Transition Metal Based Coordination Complexes as Catalysts for Water Oxidation An Overview

Catalysts for efficient water oxidation are critical to lowering CO2 emissions that cause global warming and future sustainable energy technologies. In nature, catalytic oxidation of water into oxygen occurs at the oxygen-evolving center of photosystem II (PSII). Not with standing its importance in biology and renewable energy, the mechanism of this reaction is not completely understood to date. Transition metal based water oxidation catalysts are one of the most active areas of research across many divisions of chemistry to investigate and extract the crucial information about the precise mechanistic pathways of this complex reaction. A detailed understanding of the mechanism of water oxidation in PSII, i.e., mechanistic pathways of water oxidation in the oxygen-evolving complex (OEC), is vital for the rational design of an artificial model. Moreover, water oxidation is a thermodynamically uphill and kinetically slow reaction.

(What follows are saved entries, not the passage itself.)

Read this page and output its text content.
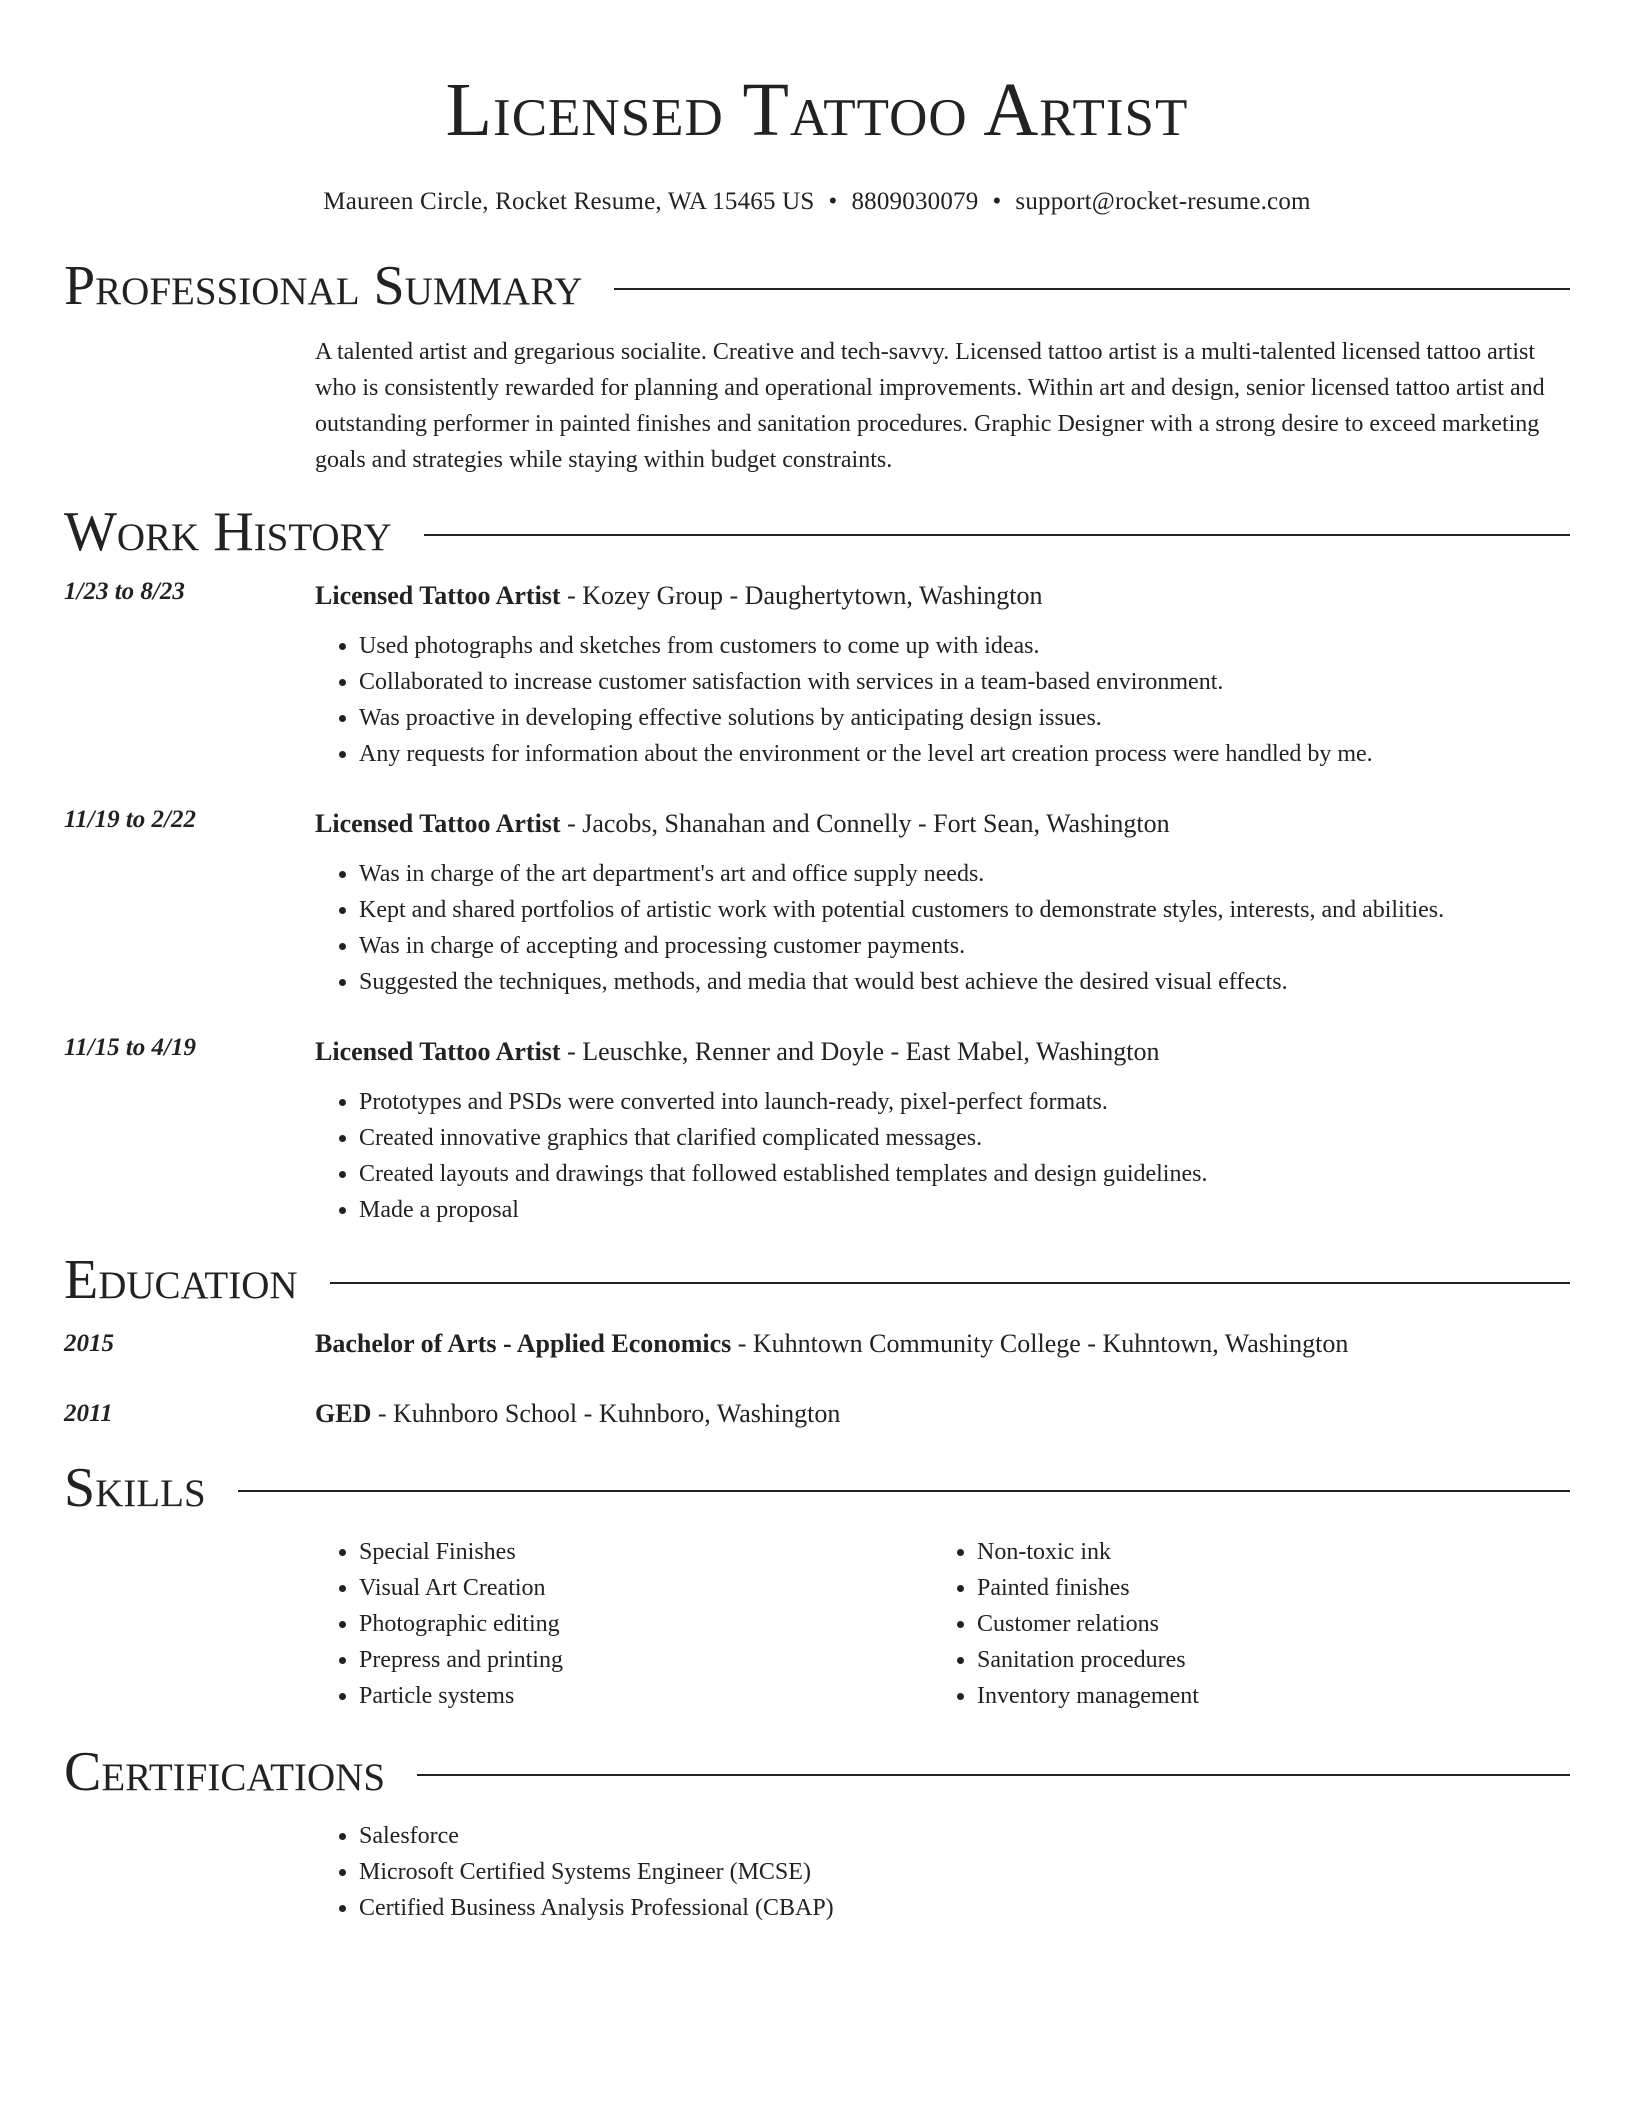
Licensed Tattoo Artist
Maureen Circle, Rocket Resume, WA 15465 US • 8809030079 • support@rocket-resume.com
Professional Summary
A talented artist and gregarious socialite. Creative and tech-savvy. Licensed tattoo artist is a multi-talented licensed tattoo artist who is consistently rewarded for planning and operational improvements. Within art and design, senior licensed tattoo artist and outstanding performer in painted finishes and sanitation procedures. Graphic Designer with a strong desire to exceed marketing goals and strategies while staying within budget constraints.
Work History
1/23 to 8/23	Licensed Tattoo Artist - Kozey Group - Daughertytown, Washington
• Used photographs and sketches from customers to come up with ideas.
• Collaborated to increase customer satisfaction with services in a team-based environment.
• Was proactive in developing effective solutions by anticipating design issues.
• Any requests for information about the environment or the level art creation process were handled by me.
11/19 to 2/22	Licensed Tattoo Artist - Jacobs, Shanahan and Connelly - Fort Sean, Washington
• Was in charge of the art department's art and office supply needs.
• Kept and shared portfolios of artistic work with potential customers to demonstrate styles, interests, and abilities.
• Was in charge of accepting and processing customer payments.
• Suggested the techniques, methods, and media that would best achieve the desired visual effects.
11/15 to 4/19	Licensed Tattoo Artist - Leuschke, Renner and Doyle - East Mabel, Washington
• Prototypes and PSDs were converted into launch-ready, pixel-perfect formats.
• Created innovative graphics that clarified complicated messages.
• Created layouts and drawings that followed established templates and design guidelines.
• Made a proposal
Education
2015	Bachelor of Arts - Applied Economics - Kuhntown Community College - Kuhntown, Washington
2011	GED - Kuhnboro School - Kuhnboro, Washington
Skills
• Special Finishes
• Visual Art Creation
• Photographic editing
• Prepress and printing
• Particle systems
• Non-toxic ink
• Painted finishes
• Customer relations
• Sanitation procedures
• Inventory management
Certifications
• Salesforce
• Microsoft Certified Systems Engineer (MCSE)
• Certified Business Analysis Professional (CBAP)
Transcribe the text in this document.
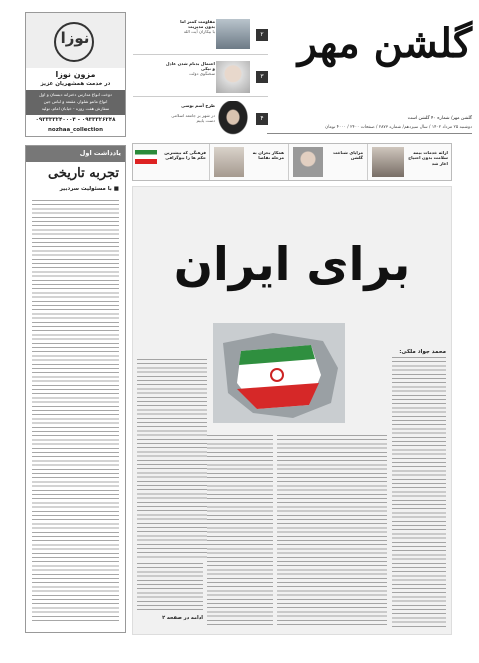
گلشن مهر
گلشن مهر/ شماره ۴۰ گلشن است
دوشنبه ۲۵ مرداد ۱۴۰۲ / سال سیزدهم/ شماره ۲۸۷۳ / صفحات ۲۴۰۰ / ۴۰۰۰ تومان
۲
مقاومت کمتر اما بدون مدیریت
با بیکاران آیت الله
۳
احتمال بدنام شدن عادل و نیکی
سخنگوی دولت
۴
طرح آسم بوسی
در شهر بر جامعه اسلامی دست یابیم
نوزا
مزون نوزا
در خدمت همشهریان عزیز
دوخت انواع مدارس دخترانه دبستان و اول
انواع مانتو شلوار، مقنعه و لباس جین
سفارش هفت روزه - خیابان امام، تولید
۰۹۳۳۳۲۶۲۴۸ - ۰۹۳۳۳۳۲۴۰۰۰۴
nozhaa_collection
یادداشت اول
تجربه تاریخی
■ با مسئولیت سردبیر
ارائه خدمات بیمه سلامت بدون احتیاج اغاز شد
مزایای شناخت گلشن
همکار بحران به مرحله تقاضا
فرهنگی که بیشترین حکم ها را بیوگرافی
برای ایران
محمد جواد ملکی:
ادامه در صفحه ۲
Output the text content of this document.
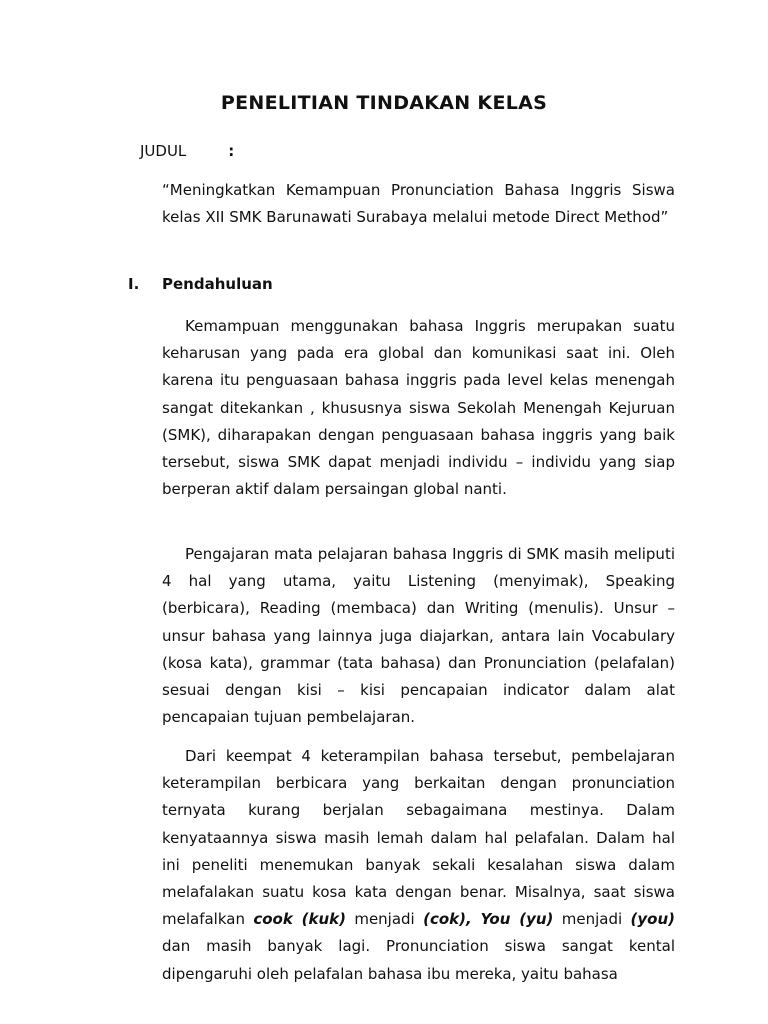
PENELITIAN TINDAKAN KELAS
JUDUL	:

“Meningkatkan Kemampuan Pronunciation Bahasa Inggris Siswa kelas XII SMK Barunawati Surabaya melalui metode Direct Method”

I. Pendahuluan

Kemampuan menggunakan bahasa Inggris merupakan suatu keharusan yang pada era global dan komunikasi saat ini. Oleh karena itu penguasaan bahasa inggris pada level kelas menengah sangat ditekankan , khususnya siswa Sekolah Menengah Kejuruan (SMK), diharapakan dengan penguasaan bahasa inggris yang baik tersebut, siswa SMK dapat menjadi individu – individu yang siap berperan aktif dalam persaingan global nanti.

Pengajaran mata pelajaran bahasa Inggris di SMK masih meliputi 4 hal yang utama, yaitu Listening (menyimak), Speaking (berbicara), Reading (membaca) dan Writing (menulis). Unsur – unsur bahasa yang lainnya juga diajarkan, antara lain Vocabulary (kosa kata), grammar (tata bahasa) dan Pronunciation (pelafalan) sesuai dengan kisi – kisi pencapaian indicator dalam alat pencapaian tujuan pembelajaran.

Dari keempat 4 keterampilan bahasa tersebut, pembelajaran keterampilan berbicara yang berkaitan dengan pronunciation ternyata kurang berjalan sebagaimana mestinya. Dalam kenyataannya siswa masih lemah dalam hal pelafalan. Dalam hal ini peneliti menemukan banyak sekali kesalahan siswa dalam melafalakan suatu kosa kata dengan benar. Misalnya, saat siswa melafalkan cook (kuk) menjadi (cok), You (yu) menjadi (you) dan masih banyak lagi. Pronunciation siswa sangat kental dipengaruhi oleh pelafalan bahasa ibu mereka, yaitu bahasa
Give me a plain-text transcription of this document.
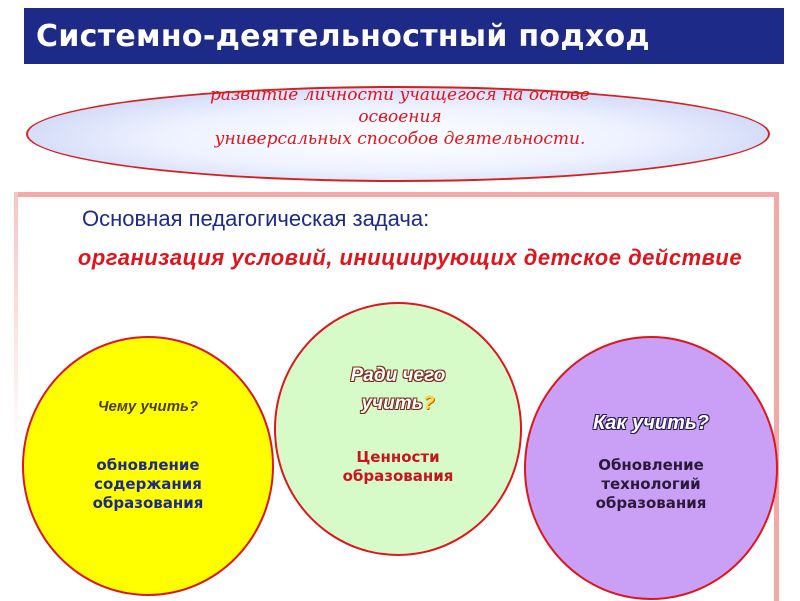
Системно-деятельностный подход
развитие личности учащегося на основе
освоения
универсальных способов деятельности.
Основная педагогическая задача:
организация условий, инициирующих детское действие
Чему учить?
обновление
содержания
образования
Ради чего
учить?
Ценности
образования
Как учить?
Обновление
технологий
образования
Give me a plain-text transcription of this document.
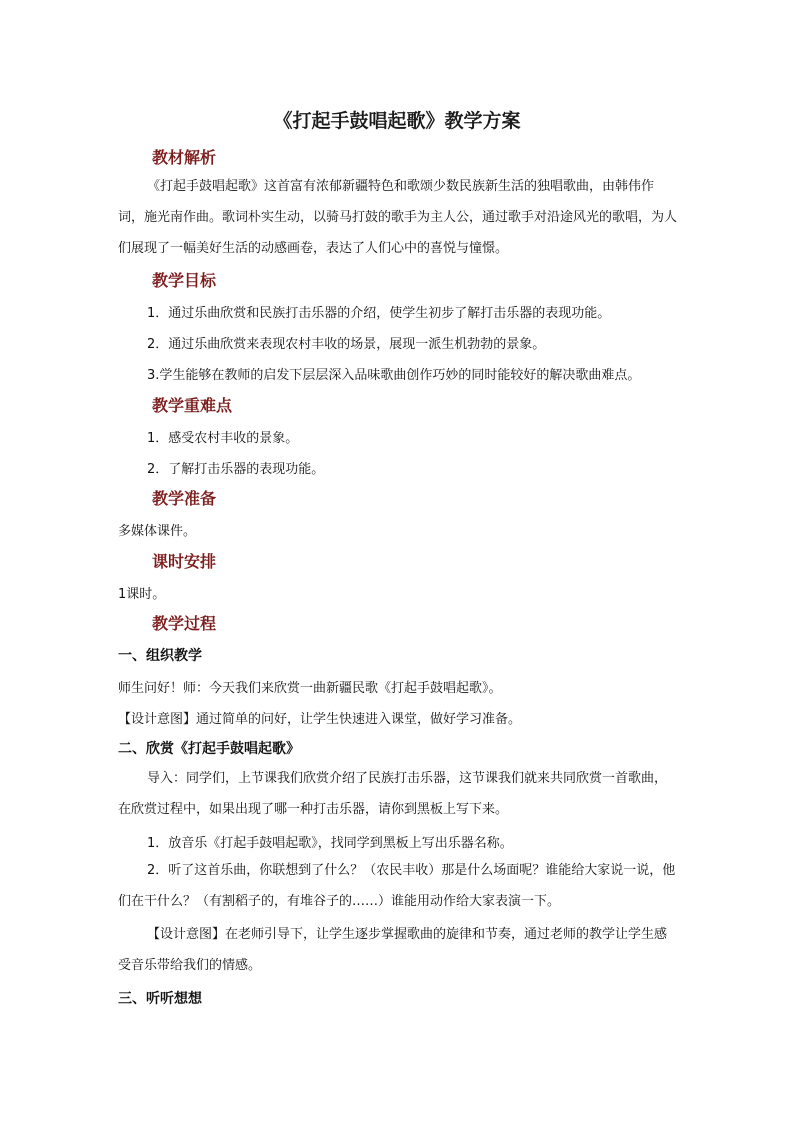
《打起手鼓唱起歌》教学方案
教材解析
《打起手鼓唱起歌》这首富有浓郁新疆特色和歌颂少数民族新生活的独唱歌曲，由韩伟作词，施光南作曲。歌词朴实生动，以骑马打鼓的歌手为主人公，通过歌手对沿途风光的歌唱，为人们展现了一幅美好生活的动感画卷，表达了人们心中的喜悦与憧憬。
教学目标
1．通过乐曲欣赏和民族打击乐器的介绍，使学生初步了解打击乐器的表现功能。
2．通过乐曲欣赏来表现农村丰收的场景，展现一派生机勃勃的景象。
3.学生能够在教师的启发下层层深入品味歌曲创作巧妙的同时能较好的解决歌曲难点。
教学重难点
1．感受农村丰收的景象。
2．了解打击乐器的表现功能。
教学准备
多媒体课件。
课时安排
1课时。
教学过程
一、组织教学
师生问好！师：今天我们来欣赏一曲新疆民歌《打起手鼓唱起歌》。
【设计意图】通过简单的问好，让学生快速进入课堂，做好学习准备。
二、欣赏《打起手鼓唱起歌》
导入：同学们，上节课我们欣赏介绍了民族打击乐器，这节课我们就来共同欣赏一首歌曲，在欣赏过程中，如果出现了哪一种打击乐器，请你到黑板上写下来。
1．放音乐《打起手鼓唱起歌》，找同学到黑板上写出乐器名称。
2．听了这首乐曲，你联想到了什么？（农民丰收）那是什么场面呢？谁能给大家说一说，他们在干什么？（有割稻子的，有堆谷子的……）谁能用动作给大家表演一下。
【设计意图】在老师引导下，让学生逐步掌握歌曲的旋律和节奏，通过老师的教学让学生感受音乐带给我们的情感。
三、听听想想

Therefore, this reaction causes a bottleneck in large-scale water splitting. Consequently, developing new and competent water oxidation catalysts (WOCs) has attracted extensive importance. This review article summarizes the progress in research on molecular catalysts based on transition metals in the homogeneous phase, emphasizing the current mechanistic understanding of the water oxidation reaction. The factors that influence the character of WOCs, such as reaction conditions, attached ligands, and transition metal centers, are discussed as well.